- Born: Eliza Valeria Atkins December 15, 1909 Winston-Salem, North Carolina, U.S.
- Died: December 15, 2009 (aged 100)
- Education: Fisk University (B.A) University of Illinois (B.A.S) University of California Berkeley (M.A) University of Chicago (Ph.D)
- Occupations: Librarian and Professor
- Spouse: Dr. Maurice Francis Gleason
- Children: Joy Carew
- Parent(s): Simon Green Atkins Oliona Pegram Atkins
- Relatives: Jasper Alston Atkins (brother)

= Eliza Atkins Gleason =

African American librarian

Eliza Atkins Gleason (born Eliza Valeria Atkins; December 15, 1909 – December 15, 2009) was the first African American to receive a doctorate in Library Science at the University of Chicago Graduate Library School in 1940. In 1941, she established and became the first Dean of the School of Library Service at Atlanta University and created a library education program that trained 90 percent of all African-American librarians by 1986.

==Education ==
Gleason was born in Winston-Salem, North Carolina, to Simon Green Atkins and Oliona Pegram Atkins. Both of her parents were educators; her mother was a teacher and her father was the founder and first president of Slater State College, now Winston-Salem State University.

After receiving her bachelor's degree from the University of Illinois in 1931, she took her first library job in Louisville, Kentucky, at Louisville Municipal College (originally known as Louisville Municipal College for Negroes) where she soon became the head librarian, following in the footsteps of her sister, Olie Atkins Carpenter, who was a librarian at this institution, as well.

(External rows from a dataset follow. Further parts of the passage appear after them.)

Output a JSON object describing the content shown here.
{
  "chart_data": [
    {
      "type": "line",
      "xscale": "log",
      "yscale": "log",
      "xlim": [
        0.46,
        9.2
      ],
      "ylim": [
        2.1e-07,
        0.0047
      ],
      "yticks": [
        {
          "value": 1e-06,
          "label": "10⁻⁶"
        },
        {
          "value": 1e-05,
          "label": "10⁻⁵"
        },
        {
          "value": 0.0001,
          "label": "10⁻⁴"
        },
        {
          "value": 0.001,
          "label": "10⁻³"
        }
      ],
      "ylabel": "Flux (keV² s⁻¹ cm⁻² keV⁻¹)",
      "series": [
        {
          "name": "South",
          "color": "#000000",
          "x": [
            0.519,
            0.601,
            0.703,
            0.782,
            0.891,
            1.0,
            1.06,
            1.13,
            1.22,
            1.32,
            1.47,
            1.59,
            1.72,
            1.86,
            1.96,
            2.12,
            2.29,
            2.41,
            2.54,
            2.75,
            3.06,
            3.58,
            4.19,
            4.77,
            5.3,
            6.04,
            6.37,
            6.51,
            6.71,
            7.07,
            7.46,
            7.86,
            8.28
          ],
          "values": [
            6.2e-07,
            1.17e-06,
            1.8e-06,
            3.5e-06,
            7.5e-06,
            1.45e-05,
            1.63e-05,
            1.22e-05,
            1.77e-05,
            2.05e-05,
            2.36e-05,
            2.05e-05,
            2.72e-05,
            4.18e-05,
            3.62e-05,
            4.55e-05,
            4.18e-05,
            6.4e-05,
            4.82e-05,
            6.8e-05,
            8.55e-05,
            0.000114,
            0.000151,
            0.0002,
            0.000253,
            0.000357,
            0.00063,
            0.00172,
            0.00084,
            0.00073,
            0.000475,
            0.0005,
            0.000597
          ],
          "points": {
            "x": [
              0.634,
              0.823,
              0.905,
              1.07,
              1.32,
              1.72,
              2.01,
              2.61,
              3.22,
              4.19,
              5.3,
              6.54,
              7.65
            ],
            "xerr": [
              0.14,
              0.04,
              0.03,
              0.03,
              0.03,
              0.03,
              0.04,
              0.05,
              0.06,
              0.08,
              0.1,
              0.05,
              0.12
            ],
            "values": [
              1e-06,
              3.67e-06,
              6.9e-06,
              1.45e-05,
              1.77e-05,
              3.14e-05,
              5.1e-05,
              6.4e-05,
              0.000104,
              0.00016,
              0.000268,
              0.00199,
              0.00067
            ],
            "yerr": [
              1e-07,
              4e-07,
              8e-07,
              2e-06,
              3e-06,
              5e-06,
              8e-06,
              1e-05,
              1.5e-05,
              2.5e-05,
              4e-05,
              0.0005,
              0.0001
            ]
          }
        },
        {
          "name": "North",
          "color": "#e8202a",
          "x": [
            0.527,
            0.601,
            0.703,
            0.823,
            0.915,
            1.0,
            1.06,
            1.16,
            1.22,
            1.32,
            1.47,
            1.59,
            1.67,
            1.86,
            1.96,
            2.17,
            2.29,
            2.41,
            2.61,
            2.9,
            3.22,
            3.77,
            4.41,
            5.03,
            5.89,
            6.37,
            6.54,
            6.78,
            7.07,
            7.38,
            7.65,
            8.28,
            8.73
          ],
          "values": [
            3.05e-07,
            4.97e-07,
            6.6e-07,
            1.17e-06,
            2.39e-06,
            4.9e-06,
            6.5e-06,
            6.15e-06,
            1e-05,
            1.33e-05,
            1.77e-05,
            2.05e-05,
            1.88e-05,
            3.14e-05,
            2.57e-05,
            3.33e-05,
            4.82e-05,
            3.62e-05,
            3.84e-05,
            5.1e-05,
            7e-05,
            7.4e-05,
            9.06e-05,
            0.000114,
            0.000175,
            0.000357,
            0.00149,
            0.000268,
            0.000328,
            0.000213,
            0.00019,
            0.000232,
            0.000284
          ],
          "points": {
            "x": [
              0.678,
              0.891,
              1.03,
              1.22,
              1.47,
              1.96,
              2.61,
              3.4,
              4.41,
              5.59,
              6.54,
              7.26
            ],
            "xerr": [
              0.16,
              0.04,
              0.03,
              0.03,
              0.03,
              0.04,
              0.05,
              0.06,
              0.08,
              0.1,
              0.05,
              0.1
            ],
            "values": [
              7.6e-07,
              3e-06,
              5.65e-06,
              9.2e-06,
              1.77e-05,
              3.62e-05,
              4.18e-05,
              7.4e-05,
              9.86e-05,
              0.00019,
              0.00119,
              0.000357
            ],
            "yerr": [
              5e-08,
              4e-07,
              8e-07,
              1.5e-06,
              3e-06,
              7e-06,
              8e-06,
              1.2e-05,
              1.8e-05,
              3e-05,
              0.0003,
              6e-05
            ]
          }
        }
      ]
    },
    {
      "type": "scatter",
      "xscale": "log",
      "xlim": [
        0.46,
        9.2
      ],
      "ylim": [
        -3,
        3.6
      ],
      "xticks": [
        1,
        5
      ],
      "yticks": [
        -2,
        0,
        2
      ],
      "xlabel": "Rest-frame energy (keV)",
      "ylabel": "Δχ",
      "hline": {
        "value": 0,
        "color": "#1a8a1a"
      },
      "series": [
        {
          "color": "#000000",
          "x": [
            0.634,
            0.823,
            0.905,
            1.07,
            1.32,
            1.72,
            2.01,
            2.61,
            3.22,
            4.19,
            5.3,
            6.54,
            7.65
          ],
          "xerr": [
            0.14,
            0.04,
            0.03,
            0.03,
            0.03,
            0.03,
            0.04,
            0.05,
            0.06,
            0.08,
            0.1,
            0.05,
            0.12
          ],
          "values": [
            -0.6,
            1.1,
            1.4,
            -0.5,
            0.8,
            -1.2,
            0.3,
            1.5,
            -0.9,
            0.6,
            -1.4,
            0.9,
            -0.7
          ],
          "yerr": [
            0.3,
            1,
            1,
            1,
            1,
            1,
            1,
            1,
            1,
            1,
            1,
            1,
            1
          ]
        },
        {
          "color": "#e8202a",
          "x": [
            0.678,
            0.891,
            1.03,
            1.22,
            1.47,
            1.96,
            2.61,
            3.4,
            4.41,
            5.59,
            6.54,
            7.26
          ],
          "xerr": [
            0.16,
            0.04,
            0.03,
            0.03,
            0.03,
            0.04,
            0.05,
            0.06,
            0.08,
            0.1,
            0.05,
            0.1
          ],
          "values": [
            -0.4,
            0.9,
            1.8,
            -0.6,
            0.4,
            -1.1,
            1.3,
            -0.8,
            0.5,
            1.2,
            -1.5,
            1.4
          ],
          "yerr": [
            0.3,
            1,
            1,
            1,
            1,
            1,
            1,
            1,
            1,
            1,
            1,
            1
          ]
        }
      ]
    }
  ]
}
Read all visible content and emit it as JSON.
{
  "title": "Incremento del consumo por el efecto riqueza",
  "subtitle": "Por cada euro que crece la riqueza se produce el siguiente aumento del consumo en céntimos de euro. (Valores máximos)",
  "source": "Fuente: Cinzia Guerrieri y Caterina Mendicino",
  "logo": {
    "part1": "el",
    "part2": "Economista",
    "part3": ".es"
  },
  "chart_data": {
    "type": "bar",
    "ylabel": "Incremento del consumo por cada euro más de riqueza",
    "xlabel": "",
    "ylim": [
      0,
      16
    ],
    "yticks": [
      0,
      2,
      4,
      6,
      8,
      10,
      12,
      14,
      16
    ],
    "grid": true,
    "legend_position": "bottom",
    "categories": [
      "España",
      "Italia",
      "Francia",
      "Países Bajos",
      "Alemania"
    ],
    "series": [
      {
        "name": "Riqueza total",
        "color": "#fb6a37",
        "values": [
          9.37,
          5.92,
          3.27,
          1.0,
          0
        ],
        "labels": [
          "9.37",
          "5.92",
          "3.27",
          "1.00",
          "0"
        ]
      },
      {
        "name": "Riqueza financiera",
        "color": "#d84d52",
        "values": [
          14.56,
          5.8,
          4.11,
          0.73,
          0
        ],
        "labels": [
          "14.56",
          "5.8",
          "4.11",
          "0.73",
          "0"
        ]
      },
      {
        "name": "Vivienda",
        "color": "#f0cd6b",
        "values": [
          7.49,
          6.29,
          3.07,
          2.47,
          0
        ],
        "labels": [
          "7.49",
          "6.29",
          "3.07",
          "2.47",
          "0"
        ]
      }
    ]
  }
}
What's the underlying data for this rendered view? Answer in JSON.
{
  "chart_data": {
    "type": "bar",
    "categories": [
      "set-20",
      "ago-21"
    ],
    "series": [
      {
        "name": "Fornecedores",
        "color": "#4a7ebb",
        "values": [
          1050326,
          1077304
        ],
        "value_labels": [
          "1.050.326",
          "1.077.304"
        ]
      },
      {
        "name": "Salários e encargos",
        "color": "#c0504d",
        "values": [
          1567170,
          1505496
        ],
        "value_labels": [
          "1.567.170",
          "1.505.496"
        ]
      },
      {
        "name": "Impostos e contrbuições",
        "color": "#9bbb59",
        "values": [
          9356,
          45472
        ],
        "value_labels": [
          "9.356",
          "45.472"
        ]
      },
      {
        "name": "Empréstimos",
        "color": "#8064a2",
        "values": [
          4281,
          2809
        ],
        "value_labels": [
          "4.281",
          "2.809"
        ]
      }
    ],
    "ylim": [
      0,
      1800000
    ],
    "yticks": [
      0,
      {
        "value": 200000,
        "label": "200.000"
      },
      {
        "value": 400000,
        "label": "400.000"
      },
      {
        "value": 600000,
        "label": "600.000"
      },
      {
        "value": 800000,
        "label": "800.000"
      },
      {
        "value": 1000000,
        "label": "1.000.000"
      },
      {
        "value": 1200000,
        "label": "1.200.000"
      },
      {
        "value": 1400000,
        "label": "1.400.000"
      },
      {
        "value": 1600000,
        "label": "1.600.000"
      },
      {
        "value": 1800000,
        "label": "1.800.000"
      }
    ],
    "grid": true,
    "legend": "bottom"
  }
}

In 1936, Gleason received her master's from the University of California, Berkeley and moved to Chicago where she received her Ph.D. in 1940 from the University of Chicago. Her dissertation, The Southern Negro and the Public Library: A Study of the Government and Administration of Public Library Service to Negroes in the South, was published in 1941 and was the first complete history of library access in the South, with a focus on African-American libraries. Her adviser was Carleton B. Joeckel.

== Career ==
She then took a position as the director of libraries at Talladega College in Alabama. In 1941 she established and became the first Dean of the School of Library Service at Atlanta University.

Gleason left Atlanta in 1946 to join her husband – Dr. Maurice Francis Gleason – in Illinois, where he was setting up a medical practice after having served in the military. The Gleasons married in 1937 and had a daughter, Joy Gleason Carew, who is now a professor of Pan-African studies at the University of Louisville. After stints at Woodrow Wilson Junior College and Chicago Teachers College, as well as a term as a guest lecture at the University of Chicago, Gleason became an associate professor in library science at the South Chicago branch of the Illinois Teachers College in 1964.

Gleason was the first African American to serve on the board of the American Library Association from 1942 to 1946. In 1978, she was appointed to the Chicago Public Library board and became the executive director of the Chicago Black United Fund.

Atkins was active in numerous professional and civic organizations. She was a member of the Women's Auxiliary of the Cook County Physicians Association and the Women's Auxiliary of the Meharry Medical College Alumni Association beginning in 1940. She also participated in the Hyde Park-Kenwood Community Conference (1950) and the Southeast Chicago Commission (1952), and was involved with the Independent Voters of Illinois starting in 1952. In 1961, she joined the Women's Auxiliary of the International College of Surgeons. From 1963 to 1965, she served as co-chair of the Fisk University Centennial Campaign and was a member of the executive committee of the Fisk University Alumni Association in 1964. Atkins was also affiliated with Phi Beta Kappa, Beta Phi Mu (the national honor society for library science), and the American Library Association.

==Death and legacy==

Gleason died on December 15, 2009 — her 100th birthday. In 2010, she was posthumously inducted into the University of Louisville's College of Arts and Sciences Hall of Honor.

The American Library Association awards the triennial Eliza Atkins Gleason Book Award in her honor for the best book written in English in the field of library history, including the history of libraries, librarianship, and book culture.

Past recipients include: Dr. Cheryl Knott, Christine Pawley, David Allan, Carl Ostrowski, and Louise Robbins.